Third wave: Portfolio-theory approach
Now, investors are experimenting with a full portfolio-theory approach, which is partially based on an investor theory called “research-backed obligations,” developed by economics professors Andrew W. Lo and Roger Stein of the Massachusetts Institute of Technology. Most investors are familiar with the concept, known as portfolio investing. It works like this: The goal is to own a controlling interest in a large number of high-risk, potentially high-return early-stage companies built around single assets. The idea is to spread the risk across a large enough number of companies that the binary risk of failure is reduced, in the hopes that one company will significantly outperform.
To do this today in biopharma, an investing entity needs massive sums of capital, which in the past was targeted only to late-stage companies. As a result, the pioneers in portfolio investing with early-stage companies have very deep-pockets. For example, BridgeBio is backed by private equity firms KKR, Viking Global Investors and Perceptive Advisors. BridgeBio has funded subsidiary companies working on a variety of drugs to treat everything from skin conditions to inherited heart disorders, most of which are early-stage. In these cases, the investors may be prepared to take a loss of tens of millions of dollars in the short term with the expectation that clinical breakthroughs will lead to at least some of these bets paying big returns in the end.

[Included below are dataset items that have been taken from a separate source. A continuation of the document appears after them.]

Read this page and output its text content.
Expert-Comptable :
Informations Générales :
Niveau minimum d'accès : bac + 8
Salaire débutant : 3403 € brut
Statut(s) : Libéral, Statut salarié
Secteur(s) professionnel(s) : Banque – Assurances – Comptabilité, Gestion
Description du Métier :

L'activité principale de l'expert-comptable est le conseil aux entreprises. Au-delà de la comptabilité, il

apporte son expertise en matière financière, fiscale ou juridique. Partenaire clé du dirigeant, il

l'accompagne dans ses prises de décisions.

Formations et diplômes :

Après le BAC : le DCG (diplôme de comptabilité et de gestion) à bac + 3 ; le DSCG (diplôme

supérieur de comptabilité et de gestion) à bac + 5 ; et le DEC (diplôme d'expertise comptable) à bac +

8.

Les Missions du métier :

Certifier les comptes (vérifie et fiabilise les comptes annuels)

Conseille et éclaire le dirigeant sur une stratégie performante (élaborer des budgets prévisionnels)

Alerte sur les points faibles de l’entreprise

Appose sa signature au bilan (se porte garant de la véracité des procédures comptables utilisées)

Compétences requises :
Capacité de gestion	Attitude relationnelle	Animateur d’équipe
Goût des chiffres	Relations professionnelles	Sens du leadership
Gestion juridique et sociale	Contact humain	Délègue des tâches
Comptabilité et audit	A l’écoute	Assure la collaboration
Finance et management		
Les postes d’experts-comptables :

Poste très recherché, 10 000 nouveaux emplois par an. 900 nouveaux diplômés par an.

The future of biopharma investing
Other companies are applying a portfolio-theory approach to biopharma R&D with a broader strategy beyond pre-clinical R&D. Velocity Pharmaceutical Development (VPD), for example, is based on investing in underfunded or shelved drugs. VPD established a “project-focused company” around the asset. Similarly, Roivant Sciences, which incubates and launches new subsidiaries known as “Vants,” is pooling assets and has attracted some massive investments. As its first biopharma investment in August 2017, SoftBank Vision Fund made a $1.1 billion investment in Roivant Sciences, not its subsidiaries. Mereo BioPharma Group is another portfolio play that keeps development of clinical-phase assets under a single entity.
Looking ahead, as the portfolio-theory approach evolves we envision large pools of low-correlation risk assets combined with a more predictable financial return model, attracting huge new sources of capital from investors, even retail investors. This has the promise of fueling new drug development at earlier stages and solving medical challenges faster. These models also lend themselves to very sophisticated capital enhancements, such as leverage and securitization. We could be at the very beginning of a new investing strategy that may lead to major disruptions in traditional scientific investing as we know it.
Jennifer Friel Goldstein, BSE, MB, MBA, is the head of Silicon Valley Bank’s West Coast life science and healthcare practice. Andrew Olson, PhD, is a senior manager leading market research in support of Silicon Valley Bank’s life science practice.